Meditation has been around for thousands of years, and the most recent research on mindfulness concludes that the benefits include stress reduction. Meditation not only gives your body a rest, like leisure activities, but it also can improve your ability to pay attention and focus on what’s in front of you. An easy way to build your practice is to set a timer, sit comfortably, and breathe. Another trick is to step outside and feel the sun’s warmth while taking deep breaths, which allows you to purposefully slow down and give your body a break from the stress cycle.
Connect and Laugh
There is also research showing that physical contact and laughter reduce stress. A hug from a loved one is just what the doctor ordered (hang on for a few extra moments because the research says at least 20 seconds). Research also shows that laughter increases heart and respiratory rates and oxygen consumption over a short period and then moves a person into a state of relaxation, revving up the sympathetic nervous system and lowering the stress hormone cortisol. If stressed, find time for a quick joke and laughter with a good friend. Pick up the phone and call your funniest friend, or pull up your favorite meme.
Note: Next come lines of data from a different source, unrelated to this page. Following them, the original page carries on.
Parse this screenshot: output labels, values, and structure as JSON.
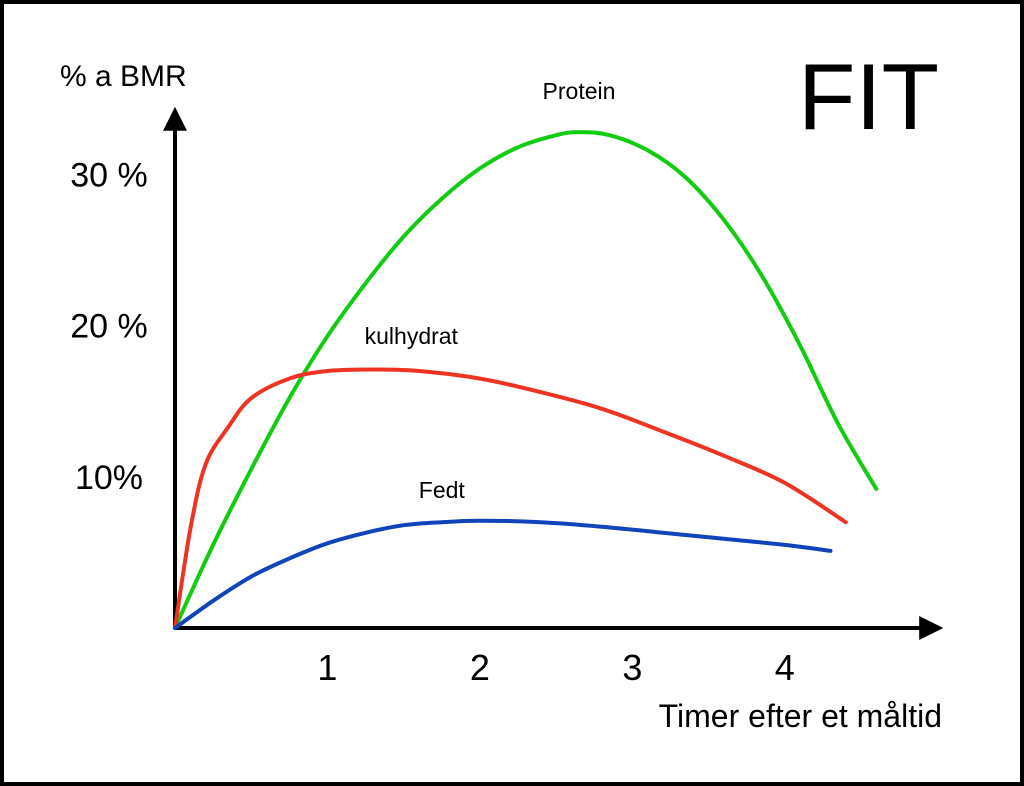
{
  "chart_data": {
    "type": "line",
    "title": "FIT",
    "ylabel": "% a BMR",
    "xlabel": "Timer efter et måltid",
    "x_ticks": [
      {
        "value": 1,
        "label": "1"
      },
      {
        "value": 2,
        "label": "2"
      },
      {
        "value": 3,
        "label": "3"
      },
      {
        "value": 4,
        "label": "4"
      }
    ],
    "y_ticks": [
      {
        "value": 10,
        "label": "10%"
      },
      {
        "value": 20,
        "label": "20 %"
      },
      {
        "value": 30,
        "label": "30 %"
      }
    ],
    "xlim": [
      0,
      4.9
    ],
    "ylim": [
      0,
      34
    ],
    "grid": false,
    "legend": "none",
    "series": [
      {
        "name": "Protein",
        "color": "#11cc11",
        "label_at": [
          2.65,
          35
        ],
        "x": [
          0,
          0.25,
          0.5,
          0.75,
          1.0,
          1.25,
          1.5,
          1.75,
          2.0,
          2.25,
          2.5,
          2.65,
          2.85,
          3.1,
          3.35,
          3.6,
          3.85,
          4.1,
          4.35,
          4.6
        ],
        "y": [
          0,
          5.5,
          10.5,
          15.2,
          19.3,
          22.8,
          25.9,
          28.4,
          30.4,
          31.8,
          32.6,
          32.8,
          32.6,
          31.6,
          29.8,
          27.0,
          23.3,
          18.7,
          13.5,
          9.2
        ]
      },
      {
        "name": "kulhydrat",
        "color": "#ee3322",
        "label_at": [
          1.55,
          18.8
        ],
        "x": [
          0,
          0.1,
          0.2,
          0.35,
          0.5,
          0.75,
          1.0,
          1.3,
          1.6,
          2.0,
          2.4,
          2.8,
          3.2,
          3.6,
          4.0,
          4.4
        ],
        "y": [
          0,
          6.5,
          10.8,
          13.3,
          15.2,
          16.5,
          17.0,
          17.1,
          17.0,
          16.5,
          15.6,
          14.5,
          13.0,
          11.4,
          9.6,
          7.0
        ]
      },
      {
        "name": "Fedt",
        "color": "#1144bb",
        "label_at": [
          1.75,
          8.6
        ],
        "x": [
          0,
          0.25,
          0.5,
          0.75,
          1.0,
          1.25,
          1.5,
          1.75,
          2.0,
          2.4,
          2.8,
          3.2,
          3.6,
          4.0,
          4.3
        ],
        "y": [
          0,
          1.8,
          3.4,
          4.6,
          5.6,
          6.3,
          6.8,
          7.0,
          7.1,
          7.0,
          6.7,
          6.3,
          5.9,
          5.5,
          5.1
        ]
      }
    ]
  }
}
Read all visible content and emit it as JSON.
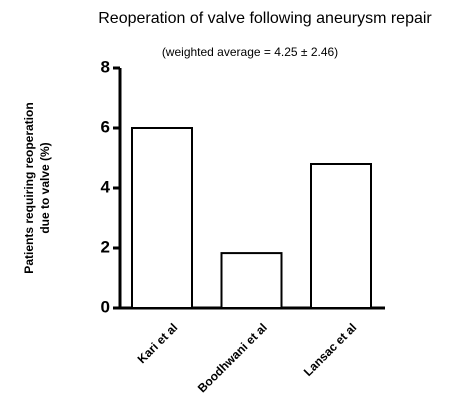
{
  "chart_data": {
    "type": "bar",
    "title": "Reoperation of valve following aneurysm repair",
    "subtitle": "(weighted average = 4.25 ± 2.46)",
    "ylabel": [
      "Patients requiring reoperation",
      "due to valve (%)"
    ],
    "categories": [
      "Kari et al",
      "Boodhwani et al",
      "Lansac et al"
    ],
    "values": [
      6.0,
      1.83,
      4.8
    ],
    "color": "#ffffff",
    "edgecolor": "#000000",
    "ylim": [
      0,
      8
    ],
    "yticks": [
      0,
      2,
      4,
      6,
      8
    ],
    "grid": false
  }
}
In the demanding world of law, legal professionals must prioritize stress reduction to maintain their mental and physical well-being. Exercise offers a practical and evidence-based approach to managing stress by decreasing stress hormones and promoting relaxation, but it is not the only method for reducing stress. Meditation or mindfulness also gives your body a break. And even some simple things, like a hug or a good joke, will interrupt the rising stress you can feel when sitting at your desk. The key is to find a few tools that work for you and then use them to complete the stress cycle.